Its enrollment has grown from an initial cohort of 554 students to its most recent count of 1,543 undergraduates and 63 graduate students. Incoming students in 2022 had an average SAT score of 1355 and average ACT score of 30. In addition, 84% were Bright Futures scholarship winners.
The university’s academic offerings have expanded over the past decade from six undergraduate degree programs to 10, and from two graduate degree programs to four. It was accredited by the Southern Association of Colleges and Schools Commission on Colleges in 2017 and four of its degree programs earned ABET accreditation in 2019.
Structurally, the university has added an 85,000-square-foot academic building for applied research, partnered with a private builder to create two residence halls for students and is currently constructing a third $42 million dorm it will own. The university expects to break ground on a new engineering building in a few months.
It also has created partnerships with public and private entities including the Florida Department of Transportation, Saddle Creek Logistics and International Flavors & Fragrances.
However, it hasn’t been entirely smooth sailing for the fledgling university.
Existential threats to independence
From the very beginning, Florida Poly’s identity as an independent university has been somewhat fragile.
The school began in 1988 as a satellite of the University of South Florida and initially shared its grounds with the Lakeland campus of Polk State College. In 2008, local business owners secured funding for a separate campus and purchased land near Interstate 4.
Spanish architect Santiago Calatrava was selected in 2009 to design the campus’ striking first building.
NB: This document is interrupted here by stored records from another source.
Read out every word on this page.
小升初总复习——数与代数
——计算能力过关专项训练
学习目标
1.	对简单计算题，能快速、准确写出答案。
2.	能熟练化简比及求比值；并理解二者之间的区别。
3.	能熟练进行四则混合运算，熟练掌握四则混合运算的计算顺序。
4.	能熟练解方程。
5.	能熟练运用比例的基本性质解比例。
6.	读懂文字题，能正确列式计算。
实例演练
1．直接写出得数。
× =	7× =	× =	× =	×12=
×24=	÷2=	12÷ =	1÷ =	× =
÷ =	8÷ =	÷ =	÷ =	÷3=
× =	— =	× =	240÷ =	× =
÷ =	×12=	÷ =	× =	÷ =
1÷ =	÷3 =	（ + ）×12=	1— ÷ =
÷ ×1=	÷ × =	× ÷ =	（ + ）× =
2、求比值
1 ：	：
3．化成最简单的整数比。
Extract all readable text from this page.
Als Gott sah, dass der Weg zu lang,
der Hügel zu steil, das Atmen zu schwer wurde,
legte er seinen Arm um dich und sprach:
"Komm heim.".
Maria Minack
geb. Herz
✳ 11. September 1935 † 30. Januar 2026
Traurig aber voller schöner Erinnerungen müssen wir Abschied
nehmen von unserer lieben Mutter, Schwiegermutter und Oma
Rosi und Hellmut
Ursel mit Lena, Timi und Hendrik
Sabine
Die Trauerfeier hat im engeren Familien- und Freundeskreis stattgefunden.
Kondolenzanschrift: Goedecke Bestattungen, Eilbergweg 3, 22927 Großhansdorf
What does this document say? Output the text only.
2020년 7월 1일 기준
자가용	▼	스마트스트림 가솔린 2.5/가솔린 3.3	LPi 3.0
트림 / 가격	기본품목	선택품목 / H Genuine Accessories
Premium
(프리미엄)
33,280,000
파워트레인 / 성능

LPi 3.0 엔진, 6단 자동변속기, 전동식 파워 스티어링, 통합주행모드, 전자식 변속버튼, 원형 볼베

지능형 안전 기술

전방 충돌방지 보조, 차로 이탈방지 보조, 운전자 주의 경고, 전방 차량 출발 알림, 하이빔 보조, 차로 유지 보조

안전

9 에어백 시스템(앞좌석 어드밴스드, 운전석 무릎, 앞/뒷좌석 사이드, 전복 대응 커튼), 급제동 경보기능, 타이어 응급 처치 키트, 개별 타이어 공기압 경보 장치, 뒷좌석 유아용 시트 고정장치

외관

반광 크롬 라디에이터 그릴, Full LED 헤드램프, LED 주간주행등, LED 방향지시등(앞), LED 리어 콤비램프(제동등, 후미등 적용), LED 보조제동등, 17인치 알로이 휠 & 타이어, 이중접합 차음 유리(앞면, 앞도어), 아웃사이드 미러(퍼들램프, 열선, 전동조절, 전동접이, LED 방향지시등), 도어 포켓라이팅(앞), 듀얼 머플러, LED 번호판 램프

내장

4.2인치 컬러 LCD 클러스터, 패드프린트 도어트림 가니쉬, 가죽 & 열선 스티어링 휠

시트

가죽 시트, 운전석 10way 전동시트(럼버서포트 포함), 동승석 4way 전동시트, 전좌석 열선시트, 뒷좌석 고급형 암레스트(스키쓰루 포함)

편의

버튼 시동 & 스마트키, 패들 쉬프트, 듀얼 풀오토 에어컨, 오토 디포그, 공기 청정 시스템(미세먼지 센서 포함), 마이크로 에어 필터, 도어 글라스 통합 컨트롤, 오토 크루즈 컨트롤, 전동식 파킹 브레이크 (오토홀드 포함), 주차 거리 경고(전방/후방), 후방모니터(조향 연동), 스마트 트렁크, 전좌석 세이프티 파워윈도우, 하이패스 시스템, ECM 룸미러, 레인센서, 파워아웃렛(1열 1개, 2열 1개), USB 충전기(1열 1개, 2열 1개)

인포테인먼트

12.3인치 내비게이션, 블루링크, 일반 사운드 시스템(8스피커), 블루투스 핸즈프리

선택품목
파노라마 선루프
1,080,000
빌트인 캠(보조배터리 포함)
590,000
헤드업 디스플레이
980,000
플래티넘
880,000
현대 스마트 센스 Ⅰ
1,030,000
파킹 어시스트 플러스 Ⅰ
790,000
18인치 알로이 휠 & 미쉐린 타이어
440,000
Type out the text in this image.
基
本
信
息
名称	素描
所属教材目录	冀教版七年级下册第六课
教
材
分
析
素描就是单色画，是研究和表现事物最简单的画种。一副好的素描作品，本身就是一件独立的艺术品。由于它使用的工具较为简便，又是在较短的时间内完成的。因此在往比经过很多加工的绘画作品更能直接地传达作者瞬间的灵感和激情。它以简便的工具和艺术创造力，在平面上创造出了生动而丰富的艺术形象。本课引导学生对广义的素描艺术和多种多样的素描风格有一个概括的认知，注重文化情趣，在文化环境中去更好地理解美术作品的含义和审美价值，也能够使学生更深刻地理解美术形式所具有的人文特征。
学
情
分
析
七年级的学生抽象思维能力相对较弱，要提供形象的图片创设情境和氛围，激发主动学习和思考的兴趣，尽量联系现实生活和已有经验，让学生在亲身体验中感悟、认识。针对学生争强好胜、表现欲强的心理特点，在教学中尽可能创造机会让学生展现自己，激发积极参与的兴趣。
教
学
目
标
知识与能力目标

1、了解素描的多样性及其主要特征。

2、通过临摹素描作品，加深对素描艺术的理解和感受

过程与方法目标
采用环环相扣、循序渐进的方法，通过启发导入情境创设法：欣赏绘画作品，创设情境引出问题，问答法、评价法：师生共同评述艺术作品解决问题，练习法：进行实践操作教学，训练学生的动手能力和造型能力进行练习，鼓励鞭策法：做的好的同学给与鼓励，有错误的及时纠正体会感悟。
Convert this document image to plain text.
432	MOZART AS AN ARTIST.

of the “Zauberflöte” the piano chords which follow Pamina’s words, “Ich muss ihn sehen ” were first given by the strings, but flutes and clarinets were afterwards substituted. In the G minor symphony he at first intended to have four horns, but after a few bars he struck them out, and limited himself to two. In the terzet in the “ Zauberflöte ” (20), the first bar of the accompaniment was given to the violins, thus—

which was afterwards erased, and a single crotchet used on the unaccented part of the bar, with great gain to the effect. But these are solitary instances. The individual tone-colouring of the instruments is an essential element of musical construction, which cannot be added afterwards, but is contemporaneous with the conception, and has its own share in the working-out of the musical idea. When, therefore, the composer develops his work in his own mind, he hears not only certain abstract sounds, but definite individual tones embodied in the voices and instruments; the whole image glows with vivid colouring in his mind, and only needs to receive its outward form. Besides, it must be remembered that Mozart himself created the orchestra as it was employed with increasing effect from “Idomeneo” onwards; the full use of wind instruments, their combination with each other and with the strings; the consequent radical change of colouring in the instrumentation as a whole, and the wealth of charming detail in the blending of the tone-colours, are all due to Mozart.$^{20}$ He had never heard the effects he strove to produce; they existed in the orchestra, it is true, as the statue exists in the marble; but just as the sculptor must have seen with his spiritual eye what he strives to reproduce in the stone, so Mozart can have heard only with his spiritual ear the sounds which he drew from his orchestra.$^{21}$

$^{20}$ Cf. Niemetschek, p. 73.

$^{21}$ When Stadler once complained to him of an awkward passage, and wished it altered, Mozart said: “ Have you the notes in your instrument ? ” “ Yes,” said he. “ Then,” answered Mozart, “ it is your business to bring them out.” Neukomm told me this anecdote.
However, throughout the planning and early construction, it was known as USF Polytechnic. In 2011, the Florida Board of Governors outlined a multi-year plan that would have allowed the school to earn its independence upon meeting certain milestones.
Unhappy with the pace and conditions, state Sen. J.D. Alexander (R-Lake Wales) introduced a budget bill granting immediate independence. The measure was signed by then-Gov. Rick Scott in April 2012, making Florida Polytechnic the state’s 12th public university.
Less than a decade later, its independence was threatened again.
House Higher Education Appropriations Committee Chairman Randy Fine – the DeSantis ally whose name has been floated for the FAU presidency – introduced a bill in the 2020 legislative session that would have forced Florida Poly and New College to merge with the University of Florida, stripping both institutions of their independent accreditation and transferring their assets to UF.
Avent traveled to Tallahassee and rallied local lawmakers to oppose the bill, which failed to advance to a floor vote after passing two committees. But lawmakers at the time said they planned to resurrect the idea again.
DeSantis also floated the idea of reuniting Florida Poly with USF.